A shriek, inhuman and swollen with fury, ripped apart the tense stillness, reverberated back through the gorge, crashing over Leitos. He froze. Gods good and wise, what creature could have made such a cry? Zera could not face such a terror alone.
He scrabbled over the boulders, flung himself from one to another, bruising and scraping his flesh in his haste. He had made it most of the way back when he drew up short, perched atop a massive stone block.

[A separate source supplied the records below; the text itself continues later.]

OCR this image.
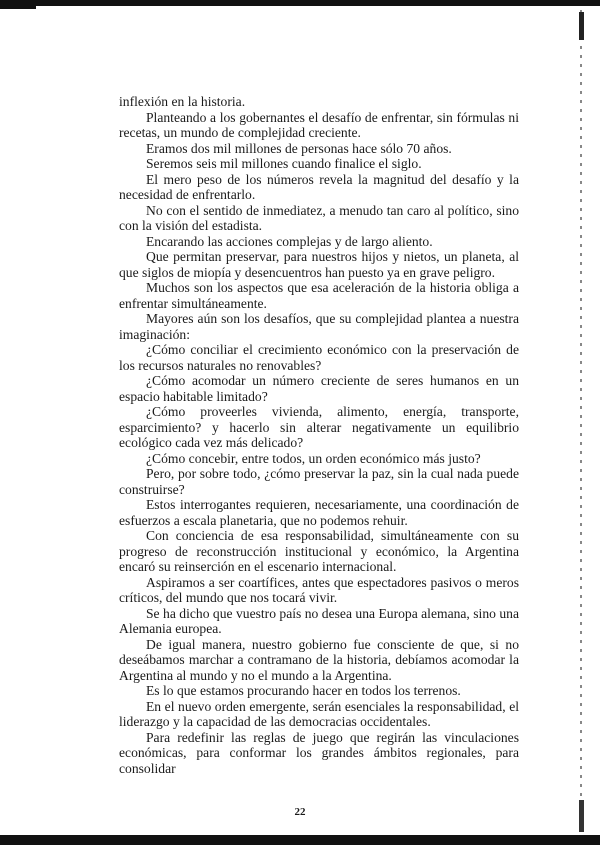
inflexión en la historia.

Planteando a los gobernantes el desafío de enfrentar, sin fórmulas ni recetas, un mundo de complejidad creciente.

Eramos dos mil millones de personas hace sólo 70 años.

Seremos seis mil millones cuando finalice el siglo.

El mero peso de los números revela la magnitud del desafío y la necesidad de enfrentarlo.

No con el sentido de inmediatez, a menudo tan caro al político, sino con la visión del estadista.

Encarando las acciones complejas y de largo aliento.

Que permitan preservar, para nuestros hijos y nietos, un planeta, al que siglos de miopía y desencuentros han puesto ya en grave peligro.

Muchos son los aspectos que esa aceleración de la historia obliga a enfrentar simultáneamente.

Mayores aún son los desafíos, que su complejidad plantea a nuestra imaginación:

¿Cómo conciliar el crecimiento económico con la preservación de los recursos naturales no renovables?

¿Cómo acomodar un número creciente de seres humanos en un espacio habitable limitado?

¿Cómo proveerles vivienda, alimento, energía, transporte, esparcimiento? y hacerlo sin alterar negativamente un equilibrio ecológico cada vez más delicado?

¿Cómo concebir, entre todos, un orden económico más justo?

Pero, por sobre todo, ¿cómo preservar la paz, sin la cual nada puede construirse?

Estos interrogantes requieren, necesariamente, una coordinación de esfuerzos a escala planetaria, que no podemos rehuir.

Con conciencia de esa responsabilidad, simultáneamente con su progreso de reconstrucción institucional y económico, la Argentina encaró su reinserción en el escenario internacional.

Aspiramos a ser coartífices, antes que espectadores pasivos o meros críticos, del mundo que nos tocará vivir.

Se ha dicho que vuestro país no desea una Europa alemana, sino una Alemania europea.

De igual manera, nuestro gobierno fue consciente de que, si no deseábamos marchar a contramano de la historia, debíamos acomodar la Argentina al mundo y no el mundo a la Argentina.

Es lo que estamos procurando hacer en todos los terrenos.

En el nuevo orden emergente, serán esenciales la responsabilidad, el liderazgo y la capacidad de las democracias occidentales.

Para redefinir las reglas de juego que regirán las vinculaciones económicas, para conformar los grandes ámbitos regionales, para consolidar

22
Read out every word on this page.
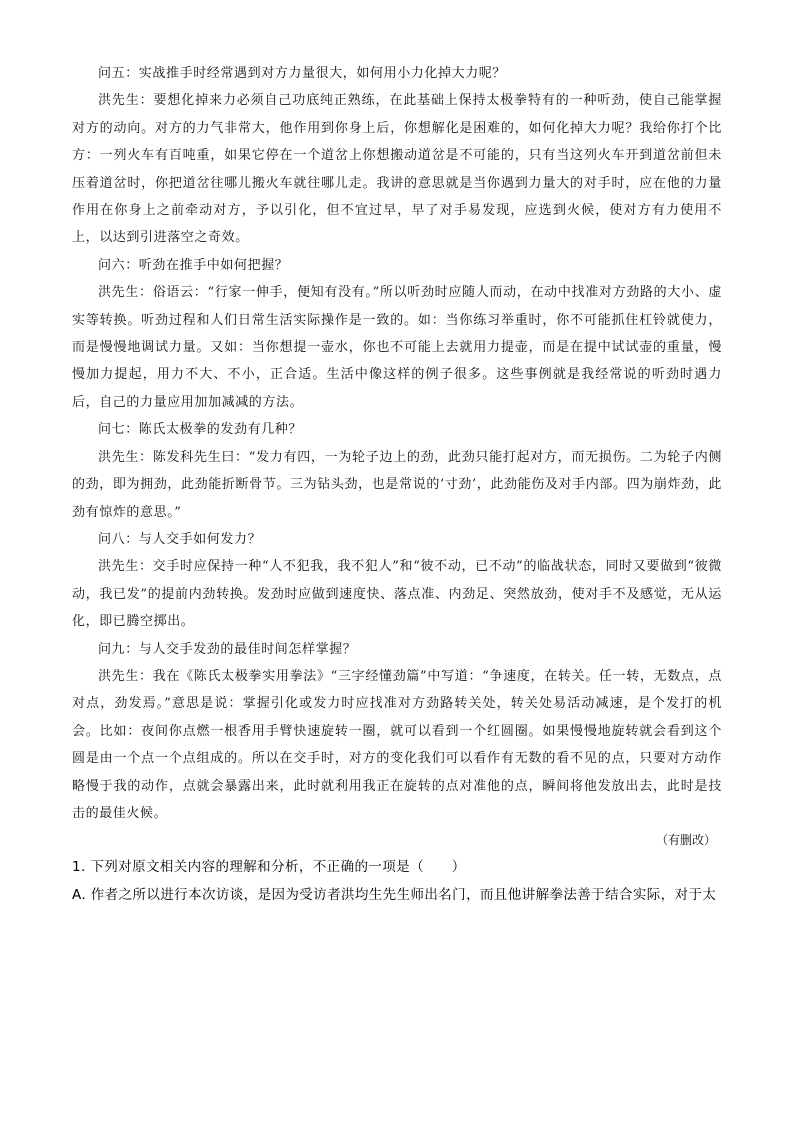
问五：实战推手时经常遇到对方力量很大，如何用小力化掉大力呢？

洪先生：要想化掉来力必须自己功底纯正熟练，在此基础上保持太极拳特有的一种听劲，使自己能掌握对方的动向。对方的力气非常大，他作用到你身上后，你想解化是困难的，如何化掉大力呢？我给你打个比方：一列火车有百吨重，如果它停在一个道岔上你想搬动道岔是不可能的，只有当这列火车开到道岔前但未压着道岔时，你把道岔往哪儿搬火车就往哪儿走。我讲的意思就是当你遇到力量大的对手时，应在他的力量作用在你身上之前牵动对方，予以引化，但不宜过早，早了对手易发现，应选到火候，使对方有力使用不上，以达到引进落空之奇效。

问六：听劲在推手中如何把握？

洪先生：俗语云：“行家一伸手，便知有没有。”所以听劲时应随人而动，在动中找准对方劲路的大小、虚实等转换。听劲过程和人们日常生活实际操作是一致的。如：当你练习举重时，你不可能抓住杠铃就使力，而是慢慢地调试力量。又如：当你想提一壶水，你也不可能上去就用力提壶，而是在提中试试壶的重量，慢慢加力提起，用力不大、不小，正合适。生活中像这样的例子很多。这些事例就是我经常说的听劲时遇力后，自己的力量应用加加减减的方法。

问七：陈氏太极拳的发劲有几种？

洪先生：陈发科先生曰：“发力有四，一为轮子边上的劲，此劲只能打起对方，而无损伤。二为轮子内侧的劲，即为拥劲，此劲能折断骨节。三为钻头劲，也是常说的‘寸劲’，此劲能伤及对手内部。四为崩炸劲，此劲有惊炸的意思。”

问八：与人交手如何发力？

洪先生：交手时应保持一种“人不犯我，我不犯人”和“彼不动，已不动”的临战状态，同时又要做到“彼微动，我已发”的提前内劲转换。发劲时应做到速度快、落点准、内劲足、突然放劲，使对手不及感觉，无从运化，即已腾空掷出。

问九：与人交手发劲的最佳时间怎样掌握？

洪先生：我在《陈氏太极拳实用拳法》“三字经懂劲篇”中写道：“争速度，在转关。任一转，无数点，点对点，劲发焉。”意思是说：掌握引化或发力时应找准对方劲路转关处，转关处易活动减速，是个发打的机会。比如：夜间你点燃一根香用手臂快速旋转一圈，就可以看到一个红圆圈。如果慢慢地旋转就会看到这个圆是由一个点一个点组成的。所以在交手时，对方的变化我们可以看作有无数的看不见的点，只要对方动作略慢于我的动作，点就会暴露出来，此时就利用我正在旋转的点对准他的点，瞬间将他发放出去，此时是技击的最佳火候。

（有删改）

1. 下列对原文相关内容的理解和分析，不正确的一项是（　　）

A. 作者之所以进行本次访谈，是因为受访者洪均生先生师出名门，而且他讲解拳法善于结合实际，对于太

Distorted shapes leaped and careened in a maddened frenzy at the feet of a towering, winged creature of swirling mists. Even as he watched, the thing changed, grew larger, humped of back, thick of limb. It lashed out at its foes, and howls of pain followed. The winged creature swept a knotted arm at an attacking Alon’mahk’lar, colliding with the sound of snapping bones. It sprawled in motionless silence. Another Alon’mahk’lar fared worse, seemingly torn in half amid a shower of vile blood. Instead of giving pause, the sudden destruction riled the attackers to greater frenzy.
They have turned on each other, Leitos thought, momentarily pleased, until he remembered that Zera was caught in that madness!
He slithered down the rock and dashed toward the enemy, knife held before him as though it were a weapon of mystic lethality. As he reached the edge of the fray a great, yielding mass buffeted him to one side with a leathery slap. He tumbled over sand and jutting rocks, and fetched up against a thorny bush.
“Run!” Zera cried from very near the winged creature, her voice throaty and strained from the labors of battle. Head spinning, Leitos bounced unsteadily to his feet.
“Damn your foolish hide, flee!” Zera commanded, sounding nearer. Then he saw her, just a hazed shape amid the swirling mists of the winged creature. Her sword slashed and stabbed, a fury of motion driving back the Alon’mahk’lar. As soon as he saw her, she was lost from sight, and the winged creature screamed into the face of the night. As that eye-watering cry raced over the desert, Leitos heard Zera once more. “LEAVE!”